Quelques mots à présent sur la collaboration de la camarade dont il était question dans votre lettre ; je n'ai pas besoin de vous dire quelle irremplaçable valeur ‑ je dis bien irremplaçable ‑ aurait pour moi la collaboration permanente d'une camarade russe qui serait en même temps sténodactylographe [2]. Je n'ai pas quant à la rapidité de la sténographie de si grandes exigences (je fais remarquer cela à cause de l'extrait de la lettre de la camarade qui m'a été adressé). La difficulté est ailleurs. La vie ici n'est pas amusante du tout. La camarade en question se sentira peut-être, en milieu étranger et dans un village, par trop isolée. Naturellement, on pourrait arranger les choses de façon qu'elle ait périodiquement ‑ disons tous les quatre mois ‑ un congé d'un mois, etc. Il n'en reste pas moins que les conditions de vie ici ne sont nullement alléchantes. Notre ami Hartmann [3] en tout cas en sait quelque chose. Cet aspect de la question devrait être attentivement pris en considération par la camarade avant toute décision.

En ce qui me concerne, la possibilité d'avoir à ma disposition, chaque fois que je me sens bien, une collaboratrice technique à qui je puisse dicter, doublerait pour le moins la productivité de mon travail.

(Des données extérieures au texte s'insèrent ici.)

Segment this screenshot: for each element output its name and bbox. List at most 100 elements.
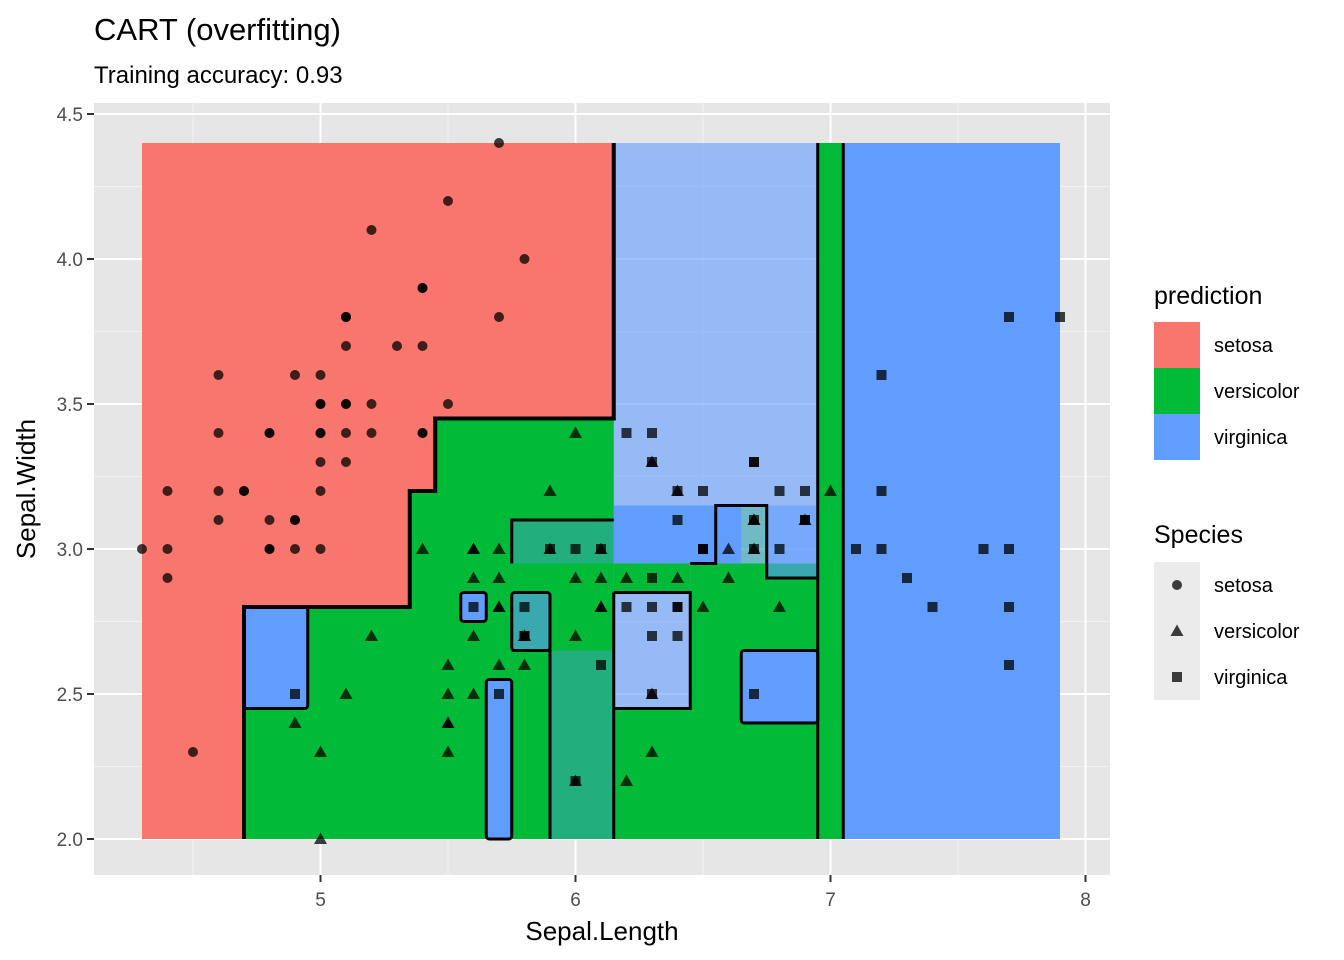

Le fait que la camarade sache aussi parfaitement l'allemand et même assez bien le français est déjà pour ainsi dire un luxe qui ne gâte rien à l'affaire. Mais le principal, qui est aussi la difficulté principale, reste pour moi de travailler en langue russe.

Un mot à présent sur la question technique du virement de l'argent. Vous proposez de faire un dépôt en mon nom. A vrai dire, cela n'aurait aucun sens de faire un virement en Norvège. Il faudrait déposer l'argent là où il sera dépensé. Je pourrais alors donner la procuration nécessaire à l'administrateur désigné. Enfin, il faut tenir compte des risques d'inflation ou de dévaluation. Il serait souhaitable que les Belges ne procèdent pas à une seconde dépréciation de leur monnaie. Sous ce rapport aussi, le lieu de parution proposé n'est pas mauvais. Mais la question de l'administrateur reste encore un grand point d'interrogation.


Notes

[1] Il s'agit des textes et résolutions pour la conférence internationale prévue.

[2] Grylewicz savait que Trotsky cherchait l'oiseau rare, une sténodactylo de confiance connaissant le russe.

[3] Hartmann  était le pseudonyme du Dr Franz Breth, médecin de Reichenberg de réputation mondiale qui appartenait au groupe Rops (il était l'oncle du dirigeant tchécoslovaque J. Kopp) et qui était venu examiner Trotsky à Saint‑Palais puis en Norvège.